エウメネスはコミック「ヒストリエ」の主人公です。岩明均は「寄生獣」でも高く評価されましたが、これも抜群におもしろい。遅筆のためにストーリーが完結するかファンがやきもきしているのでも有名です。本論はエウメネスの生涯を概括しますので、一部ネタバレになることにご注意ください。

岩波文庫版のプルターク英雄伝(正式にはプルタルコス「対比列伝」)の8巻はエウメネスをとりあげています。同時代の一次資料のほとんどが失われているため、一次資料をもとに書かれたこの「プルターク英雄伝」が、エウメネスについてのもっともまとまった記述として知られています。

 エウメネスはアレクサンダー大王麾下の有力な将軍のひとりですが、智略にすぐれ信義にあついことで有名でした。大王死後にその後継を争った、いわゆるディアドコイ(後継者戦争)でも活躍します。エウメネスがほかの有力な将軍たちとおおきく違ったのは、彼のみがマケドニア人ではなかったことです。

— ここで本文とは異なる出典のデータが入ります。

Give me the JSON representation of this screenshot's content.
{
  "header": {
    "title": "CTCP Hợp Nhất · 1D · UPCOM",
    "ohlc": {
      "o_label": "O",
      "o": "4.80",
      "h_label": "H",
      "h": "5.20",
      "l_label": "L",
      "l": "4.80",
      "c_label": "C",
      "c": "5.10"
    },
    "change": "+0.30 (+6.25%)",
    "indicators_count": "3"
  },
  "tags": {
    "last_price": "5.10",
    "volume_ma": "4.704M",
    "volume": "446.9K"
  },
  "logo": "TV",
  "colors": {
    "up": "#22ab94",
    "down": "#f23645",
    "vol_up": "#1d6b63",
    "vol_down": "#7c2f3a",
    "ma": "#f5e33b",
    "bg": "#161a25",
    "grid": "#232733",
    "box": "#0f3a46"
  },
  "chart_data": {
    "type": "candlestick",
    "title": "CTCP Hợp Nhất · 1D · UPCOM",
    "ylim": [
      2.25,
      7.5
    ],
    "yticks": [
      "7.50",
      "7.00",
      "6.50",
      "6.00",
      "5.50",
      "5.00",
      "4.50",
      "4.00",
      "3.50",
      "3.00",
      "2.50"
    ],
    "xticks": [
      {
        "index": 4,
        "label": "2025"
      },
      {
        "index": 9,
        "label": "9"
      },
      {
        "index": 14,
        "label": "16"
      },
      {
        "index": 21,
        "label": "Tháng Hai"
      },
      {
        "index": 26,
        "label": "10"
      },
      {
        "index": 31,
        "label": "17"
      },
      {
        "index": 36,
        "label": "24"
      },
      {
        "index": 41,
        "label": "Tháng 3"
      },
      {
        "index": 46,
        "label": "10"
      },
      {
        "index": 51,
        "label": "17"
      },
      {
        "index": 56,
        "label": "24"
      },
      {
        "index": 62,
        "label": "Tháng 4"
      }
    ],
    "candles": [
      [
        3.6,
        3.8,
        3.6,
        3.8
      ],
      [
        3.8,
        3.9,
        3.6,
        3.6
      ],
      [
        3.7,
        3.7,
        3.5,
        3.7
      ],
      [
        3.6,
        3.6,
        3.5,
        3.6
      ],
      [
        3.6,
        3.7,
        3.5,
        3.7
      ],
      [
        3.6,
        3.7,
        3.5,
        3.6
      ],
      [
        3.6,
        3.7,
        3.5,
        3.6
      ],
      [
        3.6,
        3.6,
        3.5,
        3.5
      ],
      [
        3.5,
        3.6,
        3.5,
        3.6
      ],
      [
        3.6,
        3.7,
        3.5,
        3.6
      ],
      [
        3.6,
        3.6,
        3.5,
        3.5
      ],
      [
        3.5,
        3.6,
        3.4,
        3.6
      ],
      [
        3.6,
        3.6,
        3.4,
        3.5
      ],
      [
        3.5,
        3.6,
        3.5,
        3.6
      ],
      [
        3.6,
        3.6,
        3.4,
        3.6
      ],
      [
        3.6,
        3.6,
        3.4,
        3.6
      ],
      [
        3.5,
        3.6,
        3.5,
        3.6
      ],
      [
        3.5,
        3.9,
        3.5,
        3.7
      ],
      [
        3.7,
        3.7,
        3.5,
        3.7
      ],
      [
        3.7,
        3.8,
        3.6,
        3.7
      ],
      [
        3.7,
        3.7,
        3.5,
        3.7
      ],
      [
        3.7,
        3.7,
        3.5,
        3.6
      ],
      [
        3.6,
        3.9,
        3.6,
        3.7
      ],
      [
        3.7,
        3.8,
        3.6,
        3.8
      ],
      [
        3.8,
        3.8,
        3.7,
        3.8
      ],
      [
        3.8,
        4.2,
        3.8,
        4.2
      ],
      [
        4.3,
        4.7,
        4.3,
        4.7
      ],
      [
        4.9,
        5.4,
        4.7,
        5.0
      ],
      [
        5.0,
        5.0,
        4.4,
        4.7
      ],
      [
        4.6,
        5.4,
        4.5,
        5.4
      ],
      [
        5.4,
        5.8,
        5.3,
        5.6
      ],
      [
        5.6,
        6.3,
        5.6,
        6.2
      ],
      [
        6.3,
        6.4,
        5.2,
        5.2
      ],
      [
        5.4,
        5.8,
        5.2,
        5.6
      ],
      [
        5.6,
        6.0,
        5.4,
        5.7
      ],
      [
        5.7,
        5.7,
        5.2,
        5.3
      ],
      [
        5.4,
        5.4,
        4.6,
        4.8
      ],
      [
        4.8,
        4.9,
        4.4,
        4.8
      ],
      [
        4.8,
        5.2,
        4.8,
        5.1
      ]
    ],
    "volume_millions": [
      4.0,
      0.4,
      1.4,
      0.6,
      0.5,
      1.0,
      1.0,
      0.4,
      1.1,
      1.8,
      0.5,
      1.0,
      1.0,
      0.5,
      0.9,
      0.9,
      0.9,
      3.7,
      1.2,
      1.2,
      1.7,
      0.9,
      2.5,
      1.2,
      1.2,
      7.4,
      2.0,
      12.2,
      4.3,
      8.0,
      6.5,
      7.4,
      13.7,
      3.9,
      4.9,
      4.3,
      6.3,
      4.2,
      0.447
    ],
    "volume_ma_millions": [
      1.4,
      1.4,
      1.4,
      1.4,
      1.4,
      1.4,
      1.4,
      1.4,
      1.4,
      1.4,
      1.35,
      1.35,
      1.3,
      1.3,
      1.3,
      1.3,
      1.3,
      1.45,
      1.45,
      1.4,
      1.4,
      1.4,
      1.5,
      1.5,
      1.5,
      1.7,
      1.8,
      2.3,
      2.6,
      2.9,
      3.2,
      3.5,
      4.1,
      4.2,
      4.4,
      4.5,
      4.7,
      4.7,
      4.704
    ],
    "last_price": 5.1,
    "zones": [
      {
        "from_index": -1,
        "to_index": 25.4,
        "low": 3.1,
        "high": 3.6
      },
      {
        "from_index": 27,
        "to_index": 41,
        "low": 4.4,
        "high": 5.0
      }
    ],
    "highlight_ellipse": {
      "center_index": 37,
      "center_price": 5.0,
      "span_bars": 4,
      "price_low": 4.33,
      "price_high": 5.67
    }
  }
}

すなわちエウメネスは、マケドニア人からみて外国人、異邦人の将軍でした。彼はカルディアという黒海ちかくのギリシャの植民都市出身でした。「ヒストリエ」ではスキタイ出身の設定ですが、それは空想だとしても、マケドニア貴族出身の将軍たちのなかで異彩をはなっていたことはまちがいありません。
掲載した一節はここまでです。